Barajas se rebela contra Blanco

Los trabajadores de AENA convocan paros contra la privatización

Los trabajadores llevan haciendo turnos toda la semana para no dejar vacía la «sede» de las protestas, situada en la segunda planta de la T4
Los trabajadores llevan haciendo turnos toda la semana para no dejar vacía la «sede» de las protestas, situada en la segunda planta de la T4

MADRID- Hoy cumplen una semana de protestas frente al mostrador de facturación 849 de la T4 y aún tienen por delante otros siete días de movilizaciones. Con esta campaña, los 1.200 trabajadores de AENA del aeropuerto de Barajas pretenden dejar claro qué supone la privatización del 49 por ciento de la empresa pública, la subrogación de la plantilla y la concesión del aeropuerto.
El Ministerio de Fomento lo estableció así mediante el real decreto del pasado 3 de diciembre, aunque, debido al caos provocado por la huelga encubierta de los controladores –también a raíz de este decreto–, la noticia de la privatización parcial de AENA pasó de soslayo.
«Es precisamente lo que pretendía el Gobierno, por eso creemos que les vino muy bien que los controladores hicieran tanto ruido», comenta un trabajador acampado en la terminal.
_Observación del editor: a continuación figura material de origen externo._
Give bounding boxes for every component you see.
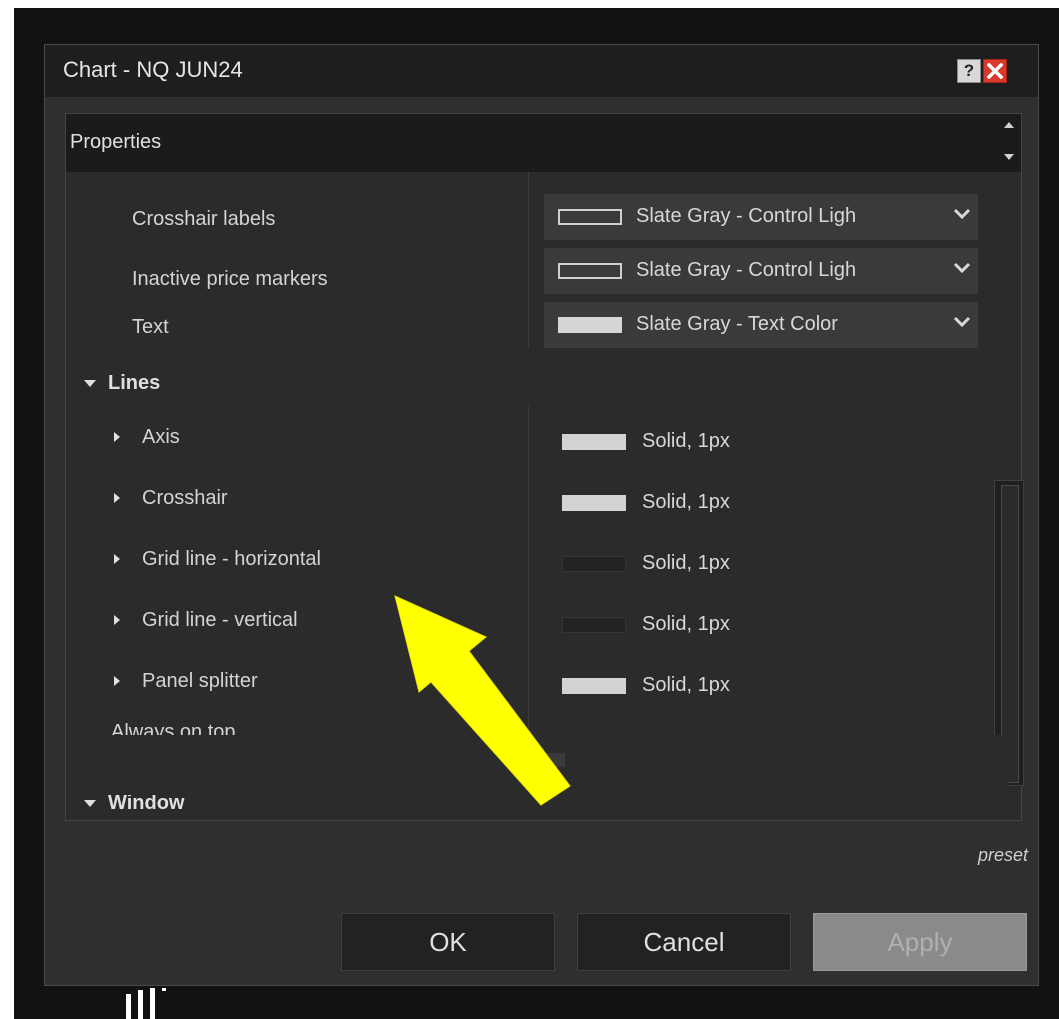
arrow-shape bbox=[394, 595, 571, 806]
annotation-arrow bbox=[394, 595, 571, 806]
background-glyph bbox=[126, 988, 166, 1019]
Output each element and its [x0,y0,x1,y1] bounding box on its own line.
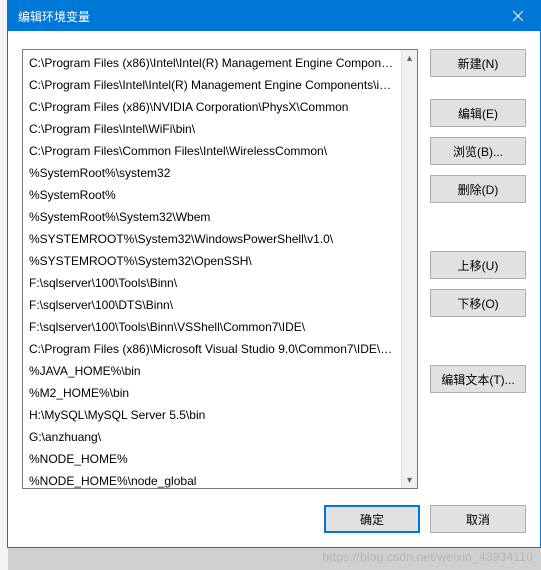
list-item[interactable]: %JAVA_HOME%\bin [23,360,401,382]
list-item[interactable]: H:\MySQL\MySQL Server 5.5\bin [23,404,401,426]
dialog-content: C:\Program Files (x86)\Intel\Intel(R) Ma… [8,31,540,547]
scroll-down-icon[interactable]: ▾ [402,472,417,488]
list-item[interactable]: %SystemRoot%\System32\Wbem [23,206,401,228]
list-item[interactable]: G:\anzhuang\ [23,426,401,448]
move-down-button[interactable]: 下移(O) [430,289,526,317]
edit-text-button[interactable]: 编辑文本(T)... [430,365,526,393]
main-row: C:\Program Files (x86)\Intel\Intel(R) Ma… [22,49,526,489]
ok-button[interactable]: 确定 [324,505,420,533]
list-item[interactable]: C:\Program Files\Intel\WiFi\bin\ [23,118,401,140]
list-item[interactable]: %SystemRoot% [23,184,401,206]
vertical-scrollbar[interactable]: ▴ ▾ [401,50,417,488]
watermark-text: https://blog.csdn.net/weixin_43934110 [322,550,533,564]
move-up-button[interactable]: 上移(U) [430,251,526,279]
spacer [430,213,526,241]
list-item[interactable]: %NODE_HOME%\node_global [23,470,401,488]
list-item[interactable]: C:\Program Files (x86)\NVIDIA Corporatio… [23,96,401,118]
list-item[interactable]: C:\Program Files\Common Files\Intel\Wire… [23,140,401,162]
spacer [430,87,526,89]
button-column: 新建(N) 编辑(E) 浏览(B)... 删除(D) 上移(U) 下移(O) 编… [430,49,526,489]
close-icon [513,11,523,21]
new-button[interactable]: 新建(N) [430,49,526,77]
list-inner: C:\Program Files (x86)\Intel\Intel(R) Ma… [23,50,401,488]
edit-button[interactable]: 编辑(E) [430,99,526,127]
list-item[interactable]: C:\Program Files\Intel\Intel(R) Manageme… [23,74,401,96]
close-button[interactable] [495,1,540,31]
list-item[interactable]: F:\sqlserver\100\DTS\Binn\ [23,294,401,316]
cancel-button[interactable]: 取消 [430,505,526,533]
delete-button[interactable]: 删除(D) [430,175,526,203]
titlebar: 编辑环境变量 [8,1,540,31]
list-item[interactable]: %SYSTEMROOT%\System32\OpenSSH\ [23,250,401,272]
list-item[interactable]: %SystemRoot%\system32 [23,162,401,184]
list-item[interactable]: F:\sqlserver\100\Tools\Binn\ [23,272,401,294]
list-item[interactable]: F:\sqlserver\100\Tools\Binn\VSShell\Comm… [23,316,401,338]
list-item[interactable]: %NODE_HOME% [23,448,401,470]
dialog-window: 编辑环境变量 C:\Program Files (x86)\Intel\Inte… [7,0,541,548]
list-item[interactable]: C:\Program Files (x86)\Intel\Intel(R) Ma… [23,52,401,74]
list-item[interactable]: C:\Program Files (x86)\Microsoft Visual … [23,338,401,360]
list-item[interactable]: %SYSTEMROOT%\System32\WindowsPowerShell\… [23,228,401,250]
scroll-up-icon[interactable]: ▴ [402,50,417,66]
browse-button[interactable]: 浏览(B)... [430,137,526,165]
window-title: 编辑环境变量 [18,8,90,25]
list-item[interactable]: %M2_HOME%\bin [23,382,401,404]
path-listbox[interactable]: C:\Program Files (x86)\Intel\Intel(R) Ma… [22,49,418,489]
spacer [430,327,526,355]
bottom-button-row: 确定 取消 [22,489,526,533]
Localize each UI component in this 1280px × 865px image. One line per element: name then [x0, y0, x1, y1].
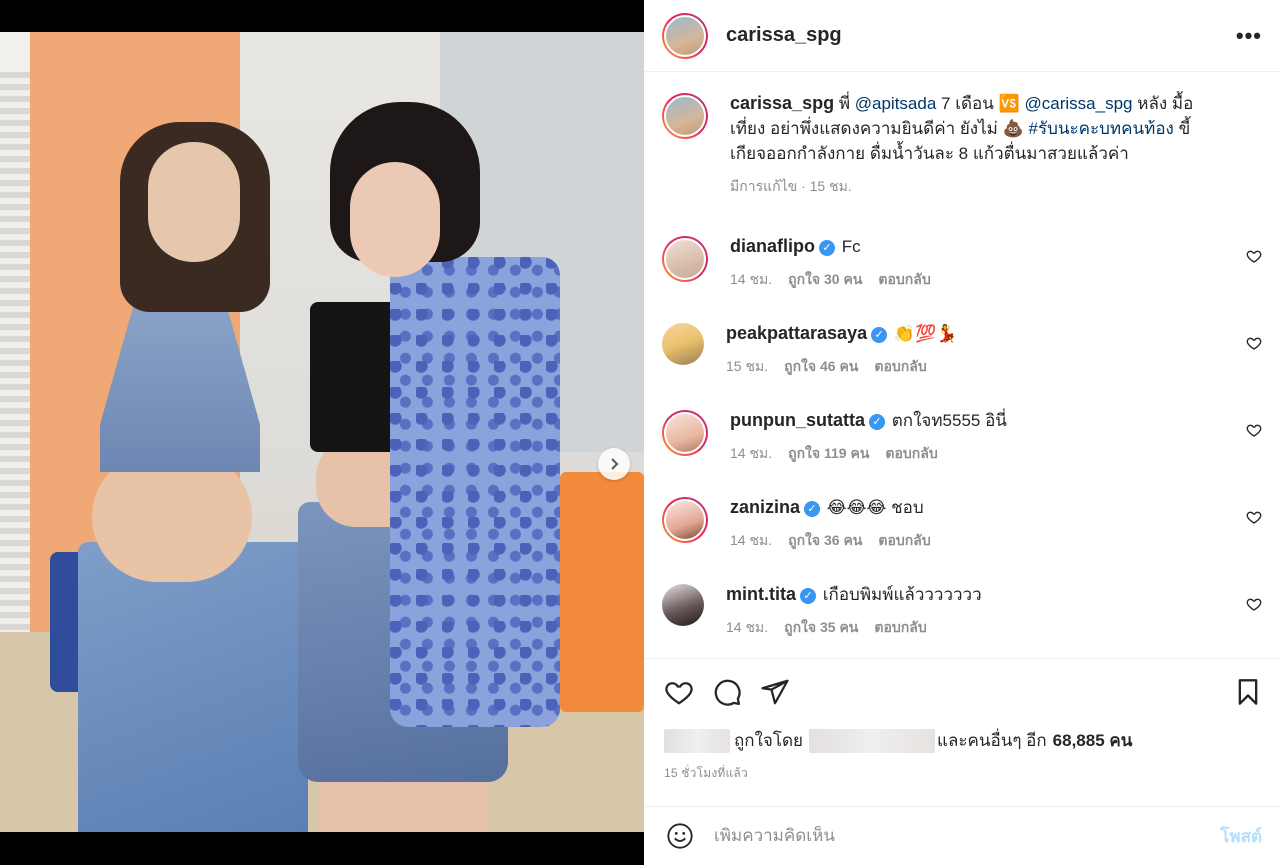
comment-text: เกือบพิมพ์แล้ววววววว	[822, 585, 982, 604]
reply-button[interactable]: ตอบกลับ	[878, 269, 930, 291]
vs-emoji: 🆚	[998, 94, 1020, 113]
reply-button[interactable]: ตอบกลับ	[885, 443, 937, 465]
comment-text: ตกใจท5555 อินี่	[891, 411, 1007, 430]
avatar[interactable]	[662, 410, 708, 456]
post-timestamp[interactable]: 15 ชั่วโมงที่แล้ว	[664, 764, 1262, 783]
more-horizontal-icon[interactable]: •••	[1236, 23, 1262, 49]
post-sidebar: carissa_spg ••• carissa_spg พี่ @apitsad…	[644, 0, 1280, 865]
avatar[interactable]	[662, 584, 704, 626]
comment-username[interactable]: mint.tita	[726, 584, 796, 604]
verified-badge-icon: ✓	[871, 326, 888, 343]
likes-count[interactable]: 68,885 คน	[1053, 727, 1133, 754]
liked-by-text: ถูกใจโดย	[734, 731, 803, 750]
comment-time[interactable]: 15 ชม.	[726, 356, 768, 378]
share-icon[interactable]	[760, 677, 790, 707]
photo-blind	[0, 72, 30, 632]
comment-row: dianaflipo ✓ Fc 14 ชม. ถูกใจ 30 คน ตอบกลั…	[644, 234, 1280, 291]
add-comment-bar: โพสต์	[644, 806, 1280, 865]
heart-icon[interactable]	[1246, 422, 1262, 438]
photo-person-left-face	[148, 142, 240, 262]
comment-row: zanizina ✓ 😂😂😂 ชอบ 14 ชม. ถูกใจ 36 คน ตอบ…	[644, 495, 1280, 552]
comment-username[interactable]: punpun_sutatta	[730, 410, 865, 430]
comment-time[interactable]: 14 ชม.	[726, 617, 768, 639]
comment-text: 👏💯💃	[893, 324, 958, 343]
reply-button[interactable]: ตอบกลับ	[878, 530, 930, 552]
comment-input[interactable]	[714, 826, 1221, 846]
photo-person-left-jeans	[78, 542, 308, 832]
post-media	[0, 0, 644, 865]
blurred-username	[808, 728, 935, 753]
comment-text: Fc	[841, 237, 861, 256]
blurred-avatar	[664, 728, 730, 753]
chevron-right-icon	[611, 458, 619, 470]
comment-likes[interactable]: ถูกใจ 36 คน	[788, 530, 862, 552]
mention-link[interactable]: @carissa_spg	[1025, 94, 1133, 113]
avatar[interactable]	[662, 323, 704, 365]
photo-person-right-jacket	[390, 257, 560, 727]
carousel-next-button[interactable]	[598, 448, 630, 480]
post-comment-button[interactable]: โพสต์	[1220, 823, 1262, 850]
comment-username[interactable]: peakpattarasaya	[726, 323, 867, 343]
post-author-username[interactable]: carissa_spg	[726, 24, 842, 47]
reply-button[interactable]: ตอบกลับ	[874, 617, 926, 639]
hashtag-link[interactable]: #รับนะคะบทคนท้อง	[1029, 119, 1174, 138]
comment-time[interactable]: 14 ชม.	[730, 269, 772, 291]
poop-emoji: 💩	[1002, 119, 1024, 138]
verified-badge-icon: ✓	[869, 413, 885, 430]
avatar[interactable]	[662, 93, 708, 139]
heart-icon[interactable]	[1246, 248, 1262, 264]
caption-text: 7 เดือน	[941, 94, 994, 113]
heart-icon[interactable]	[664, 677, 694, 707]
mention-link[interactable]: @apitsada	[855, 94, 937, 113]
avatar[interactable]	[662, 497, 708, 543]
caption: carissa_spg พี่ @apitsada 7 เดือน 🆚 @car…	[644, 91, 1280, 198]
comment-row: peakpattarasaya ✓ 👏💯💃 15 ชม. ถูกใจ 46 คน …	[644, 321, 1280, 378]
bookmark-icon[interactable]	[1234, 677, 1262, 707]
caption-meta: มีการแก้ไข · 15 ชม.	[730, 178, 852, 194]
post-actions: ถูกใจโดย และคนอื่นๆ อีก 68,885 คน 15 ชั่…	[644, 658, 1280, 783]
comment-username[interactable]: zanizina	[730, 497, 800, 517]
caption-username[interactable]: carissa_spg	[730, 93, 834, 113]
comment-text: 😂😂😂 ชอบ	[826, 498, 924, 517]
comment-icon[interactable]	[712, 677, 742, 707]
caption-text: พี่	[838, 94, 851, 113]
avatar[interactable]	[662, 12, 708, 59]
comment-time[interactable]: 14 ชม.	[730, 530, 772, 552]
photo-person-right-face	[350, 162, 440, 277]
post-photo[interactable]	[0, 32, 644, 832]
comment-row: mint.tita ✓ เกือบพิมพ์แล้ววววววว 14 ชม. ถ…	[644, 582, 1280, 639]
verified-badge-icon: ✓	[804, 500, 821, 517]
comment-time[interactable]: 14 ชม.	[730, 443, 772, 465]
heart-icon[interactable]	[1246, 509, 1262, 525]
verified-badge-icon: ✓	[819, 239, 835, 256]
comments-list[interactable]: carissa_spg พี่ @apitsada 7 เดือน 🆚 @car…	[644, 73, 1280, 656]
comment-row: punpun_sutatta ✓ ตกใจท5555 อินี่ 14 ชม. ถ…	[644, 408, 1280, 465]
comment-likes[interactable]: ถูกใจ 30 คน	[788, 269, 862, 291]
heart-icon[interactable]	[1246, 596, 1262, 612]
comment-likes[interactable]: ถูกใจ 46 คน	[784, 356, 858, 378]
reply-button[interactable]: ตอบกลับ	[874, 356, 926, 378]
comment-likes[interactable]: ถูกใจ 35 คน	[784, 617, 858, 639]
post-header: carissa_spg •••	[644, 0, 1280, 72]
comment-username[interactable]: dianaflipo	[730, 236, 815, 256]
verified-badge-icon: ✓	[800, 587, 816, 604]
emoji-icon[interactable]	[666, 822, 694, 850]
heart-icon[interactable]	[1246, 335, 1262, 351]
photo-orange-chair	[560, 472, 644, 712]
likes-summary: ถูกใจโดย และคนอื่นๆ อีก 68,885 คน	[664, 727, 1262, 754]
avatar[interactable]	[662, 236, 708, 282]
comment-likes[interactable]: ถูกใจ 119 คน	[788, 443, 869, 465]
and-others-text[interactable]: และคนอื่นๆ อีก	[937, 727, 1047, 754]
Aseguran que ellos no son los únicos perjudicados con la medida. «Vamos a pasar de ser empleados públicos a depender de la empresa que explote Barajas cuando hemos entrado por oposición. Pero, sobre todo, creemos que no se ha explicado bien a la ciudadanía lo que supone la privatización de AENA», explica Abraham Escobar, uno de los portavoces.
«Además de que los billetes pueden encarecerse, la seguridad puede pasar a un segundo plano y eso es muy peligroso. Una empresa privada no tiene por qué garantizarla», asegura.
El colectivo de profesionales, que engloba a técnicos de programación y operaciones, bomberos, médicos y ATS, señaleros, personal del Centro de Gestión Aeroportuaria o administrativos, han convocado una huelga para el jueves y una manifestación para el sábado, entre otras acciones con el objetivo de instar a Fomento a que dé marcha atrás en su idea de privatizar la empresa.